C'était l'époque du « défilé des souverains », et le gouvernement du Tatarstan a fait la publicité de la voiture sous le nom de ElAZ-1121 sur fond d'anciennes maisons de marchands de Elabouga. La production en série était désormais promise pour 1995, mais à hauteur de seulement 150,000 exemplaires, un chiffre pouvant doubler ultérieurement. En même temps, pour la première fois, la presse faisait mention de Porsche. Le lecteur curieux pouvait-il déceler, à travers le ton optimiste de la perestroïka de ces articles, l'inquiétude grandissante : allions-nous réussir ?
Finalement, le 28 octobre 1989, à Rome, le Ministère des transports automobiles et de l'agriculture de l'URSS et FIAT ont signé un accord de coopération. On a commencé à évoquer la production de la Fiat Uno ou de la Fiat Panda à Elabouga, le projet A-93 (« Voiture pour 1993 ») a été rendu public au niveau de l'État - même ItalDesign a été impliqué dans ce projet ! Mais en décembre 1993, les passionnés d'automobile, enthousiastes, se sont vus proposer de participer à l'entreprise de Boris Berezovsky - l’AVVA. À propos, l’acronyme, AVVA pour AVtomobilniï Vserossiïskiï Alliance, a été inventé par le poète Andreï Voznessenski. Et on a oublié Elabouga. En fin de compte, c’est la Kalina qui sortira de l’AVVA... Mais c’est une autre histoire.
Légende des photos :
- La NAMI-SMZ-1101 « Oka » (concepteur en chef Vladimir Mironov), 1981. La question de l'absence de studio photo a été résolue de manière originale : des rouleaux de papier blanc ont été collés sur un camion de Sovtransavto avec du ruban adhésif (le mot « scotch » n'était pas encore entré dans l'usage courant), créant ainsi un arrière-plan.

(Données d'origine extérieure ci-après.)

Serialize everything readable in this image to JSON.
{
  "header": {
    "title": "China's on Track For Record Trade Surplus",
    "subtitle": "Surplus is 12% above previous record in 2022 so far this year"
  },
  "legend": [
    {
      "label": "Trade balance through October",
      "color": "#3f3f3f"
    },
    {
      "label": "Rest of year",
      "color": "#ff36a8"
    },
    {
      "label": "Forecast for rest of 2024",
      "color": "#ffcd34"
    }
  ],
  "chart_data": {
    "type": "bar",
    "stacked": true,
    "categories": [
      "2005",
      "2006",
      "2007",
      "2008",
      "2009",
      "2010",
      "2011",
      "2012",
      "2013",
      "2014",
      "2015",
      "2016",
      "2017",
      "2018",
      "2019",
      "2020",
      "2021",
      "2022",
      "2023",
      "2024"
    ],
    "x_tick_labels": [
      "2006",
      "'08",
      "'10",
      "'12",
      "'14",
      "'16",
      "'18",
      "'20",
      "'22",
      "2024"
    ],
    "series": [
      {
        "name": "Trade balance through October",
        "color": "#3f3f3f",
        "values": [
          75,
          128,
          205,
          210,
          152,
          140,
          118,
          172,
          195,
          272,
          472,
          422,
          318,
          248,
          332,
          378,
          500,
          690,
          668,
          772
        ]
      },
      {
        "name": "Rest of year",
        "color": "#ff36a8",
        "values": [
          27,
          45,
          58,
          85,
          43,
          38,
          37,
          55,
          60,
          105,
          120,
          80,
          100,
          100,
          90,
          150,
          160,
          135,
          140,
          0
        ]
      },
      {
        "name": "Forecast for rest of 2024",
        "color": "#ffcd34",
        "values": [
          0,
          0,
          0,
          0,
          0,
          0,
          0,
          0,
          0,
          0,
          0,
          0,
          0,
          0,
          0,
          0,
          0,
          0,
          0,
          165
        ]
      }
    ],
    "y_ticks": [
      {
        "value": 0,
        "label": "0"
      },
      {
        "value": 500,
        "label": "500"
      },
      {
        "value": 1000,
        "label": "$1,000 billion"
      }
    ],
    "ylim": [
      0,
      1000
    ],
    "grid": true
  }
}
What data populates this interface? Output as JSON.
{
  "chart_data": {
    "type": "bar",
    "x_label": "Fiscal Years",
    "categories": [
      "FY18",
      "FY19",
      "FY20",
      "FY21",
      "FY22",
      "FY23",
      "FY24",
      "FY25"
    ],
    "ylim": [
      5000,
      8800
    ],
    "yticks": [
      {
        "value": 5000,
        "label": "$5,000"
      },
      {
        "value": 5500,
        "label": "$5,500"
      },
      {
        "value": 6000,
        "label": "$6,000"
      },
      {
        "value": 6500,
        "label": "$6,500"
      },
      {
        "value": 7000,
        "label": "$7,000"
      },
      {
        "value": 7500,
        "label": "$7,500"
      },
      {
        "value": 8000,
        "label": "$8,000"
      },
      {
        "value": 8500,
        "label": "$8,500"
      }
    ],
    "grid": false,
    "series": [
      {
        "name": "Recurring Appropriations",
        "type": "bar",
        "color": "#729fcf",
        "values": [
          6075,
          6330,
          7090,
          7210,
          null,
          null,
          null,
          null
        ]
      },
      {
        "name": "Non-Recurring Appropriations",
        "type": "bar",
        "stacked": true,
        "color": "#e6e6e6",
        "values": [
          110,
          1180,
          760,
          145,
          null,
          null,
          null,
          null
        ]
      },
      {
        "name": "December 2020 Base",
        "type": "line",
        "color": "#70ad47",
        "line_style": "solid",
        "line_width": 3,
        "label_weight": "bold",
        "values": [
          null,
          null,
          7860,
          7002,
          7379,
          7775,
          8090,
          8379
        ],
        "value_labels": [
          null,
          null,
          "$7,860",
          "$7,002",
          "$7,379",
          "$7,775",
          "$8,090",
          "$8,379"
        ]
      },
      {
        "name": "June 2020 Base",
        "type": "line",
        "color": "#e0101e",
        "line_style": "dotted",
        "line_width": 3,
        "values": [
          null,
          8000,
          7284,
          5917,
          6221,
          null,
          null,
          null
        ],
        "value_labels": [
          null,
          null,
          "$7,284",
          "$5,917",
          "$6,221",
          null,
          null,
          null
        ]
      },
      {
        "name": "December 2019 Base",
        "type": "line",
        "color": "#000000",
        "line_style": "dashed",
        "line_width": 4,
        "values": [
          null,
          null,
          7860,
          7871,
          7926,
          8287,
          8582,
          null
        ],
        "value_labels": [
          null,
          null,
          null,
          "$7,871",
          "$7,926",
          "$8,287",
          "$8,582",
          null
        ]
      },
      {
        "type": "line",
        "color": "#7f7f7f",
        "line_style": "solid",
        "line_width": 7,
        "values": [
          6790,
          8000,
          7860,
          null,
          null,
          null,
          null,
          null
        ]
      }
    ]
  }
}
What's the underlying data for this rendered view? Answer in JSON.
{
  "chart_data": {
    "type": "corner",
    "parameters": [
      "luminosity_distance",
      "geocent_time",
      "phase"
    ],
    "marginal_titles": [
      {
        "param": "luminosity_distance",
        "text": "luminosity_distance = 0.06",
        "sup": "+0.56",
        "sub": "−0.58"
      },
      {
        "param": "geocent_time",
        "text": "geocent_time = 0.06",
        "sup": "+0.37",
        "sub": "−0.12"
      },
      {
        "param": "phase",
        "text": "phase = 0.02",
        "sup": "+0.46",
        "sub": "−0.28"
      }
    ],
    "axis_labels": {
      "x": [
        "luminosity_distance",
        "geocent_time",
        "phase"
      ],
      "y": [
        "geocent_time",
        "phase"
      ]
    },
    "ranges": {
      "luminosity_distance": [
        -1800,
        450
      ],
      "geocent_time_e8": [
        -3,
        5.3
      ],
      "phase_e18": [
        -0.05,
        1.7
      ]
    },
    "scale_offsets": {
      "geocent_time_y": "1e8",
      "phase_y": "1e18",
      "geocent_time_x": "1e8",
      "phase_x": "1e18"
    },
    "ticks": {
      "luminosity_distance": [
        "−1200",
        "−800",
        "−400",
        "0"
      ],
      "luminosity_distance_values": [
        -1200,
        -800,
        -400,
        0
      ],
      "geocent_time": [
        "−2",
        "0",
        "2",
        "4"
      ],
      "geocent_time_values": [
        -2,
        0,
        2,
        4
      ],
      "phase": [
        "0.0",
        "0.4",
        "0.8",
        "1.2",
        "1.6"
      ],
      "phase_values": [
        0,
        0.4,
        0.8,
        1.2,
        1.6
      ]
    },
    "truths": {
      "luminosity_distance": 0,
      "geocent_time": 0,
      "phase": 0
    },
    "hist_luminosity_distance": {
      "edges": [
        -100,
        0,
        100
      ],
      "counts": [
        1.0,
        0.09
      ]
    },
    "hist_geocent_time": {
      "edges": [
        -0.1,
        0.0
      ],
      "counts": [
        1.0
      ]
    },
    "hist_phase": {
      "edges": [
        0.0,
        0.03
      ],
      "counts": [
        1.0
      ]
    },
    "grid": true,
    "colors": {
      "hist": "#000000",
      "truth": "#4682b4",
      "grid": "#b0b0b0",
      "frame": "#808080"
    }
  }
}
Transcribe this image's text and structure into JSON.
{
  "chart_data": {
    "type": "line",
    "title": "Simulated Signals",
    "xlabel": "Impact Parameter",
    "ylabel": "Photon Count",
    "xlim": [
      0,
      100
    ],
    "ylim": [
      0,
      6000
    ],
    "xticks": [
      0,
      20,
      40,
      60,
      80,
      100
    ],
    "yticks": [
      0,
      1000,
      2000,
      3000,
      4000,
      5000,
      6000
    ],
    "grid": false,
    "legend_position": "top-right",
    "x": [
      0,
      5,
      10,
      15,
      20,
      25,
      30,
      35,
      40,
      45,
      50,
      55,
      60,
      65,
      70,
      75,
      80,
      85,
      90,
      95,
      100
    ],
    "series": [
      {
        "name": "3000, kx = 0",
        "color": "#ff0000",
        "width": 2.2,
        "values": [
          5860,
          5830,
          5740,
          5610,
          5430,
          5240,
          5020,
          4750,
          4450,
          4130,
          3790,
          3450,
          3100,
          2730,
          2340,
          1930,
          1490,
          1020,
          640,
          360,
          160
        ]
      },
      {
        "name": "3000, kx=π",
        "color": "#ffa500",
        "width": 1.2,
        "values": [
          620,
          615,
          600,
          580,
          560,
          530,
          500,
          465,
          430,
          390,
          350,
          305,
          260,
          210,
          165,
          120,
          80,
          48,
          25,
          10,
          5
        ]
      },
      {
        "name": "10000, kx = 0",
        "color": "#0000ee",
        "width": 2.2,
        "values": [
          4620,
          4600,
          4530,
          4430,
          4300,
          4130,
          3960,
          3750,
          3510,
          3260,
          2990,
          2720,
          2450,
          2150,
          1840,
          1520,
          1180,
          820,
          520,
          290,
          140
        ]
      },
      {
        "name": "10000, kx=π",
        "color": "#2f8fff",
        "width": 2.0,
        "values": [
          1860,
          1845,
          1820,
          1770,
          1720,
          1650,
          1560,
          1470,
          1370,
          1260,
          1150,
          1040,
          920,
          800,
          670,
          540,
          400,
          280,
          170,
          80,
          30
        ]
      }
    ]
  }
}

- L'une des cinq VAZ-1111 du premier lot expérimental (« série 100 ») se distinguait par des roues sans flasques. La carrosserie était plus courte (empattement 2,080 mm). Photo de 1986.
- La cour de l'Institut NAMI. Voici, horizon qui se présentait aux ingénieurs soviétiques : Daihatsu Cuore, Honda Today, ZAZ-1102 Tavria, Mitsubishi Minica Turbo, Volkswagen Polo II (Typ 86C)....
- Le journal Leninskoïe Znamia, a publié un compte-rendu très détaillé de l'Oka le 7 octobre 1987.
- Un prospectus des produits de l'Usine automobile de Serpoukhov. Aux zélateurs de la tolérance, je dirai tout de suite qu'à l'époque, on n'utilisait pas le terme clérical et embarrassant de « personnes à mobilité réduite », calque stupide de l'anglais disabled persons (personnes handicapées). Faites également attention aux indices des modèles : non pas 1111, mais 11101, 11102, 11103.
- La Kama-1111 avec la carrosserie n° 100 dans la cour de l'Institut MAMI. L'auteur de la photo est au volant.
- Une maquette grandeur nature de la VAZ-1121 Oka-1 dans la cour du centre de recherche et de développement d’AvtoVAZ (designer : Iouri Verechtchaguine).
- Le complexe du centre de recherche Porsche Engineering près de Weissach.
- Le moteur 4 cylindres VAZ-1121 a été développé par Porsche.
- Une maquette de démonstration VAZ-1121 Oka-1 dans la salle de présentation du NTTsé d'AvtoVAZ.
- Le poste de conduite de la VAZ-1121 Oka-1 ne ressemble plus à une « Invalidka ».
- Le groupe motopropulseur VAZ-1121 dans le hall du bâtiment administratif de l’Institut NAMI. Il a été prêté par Porsche AG et Porsche Russland.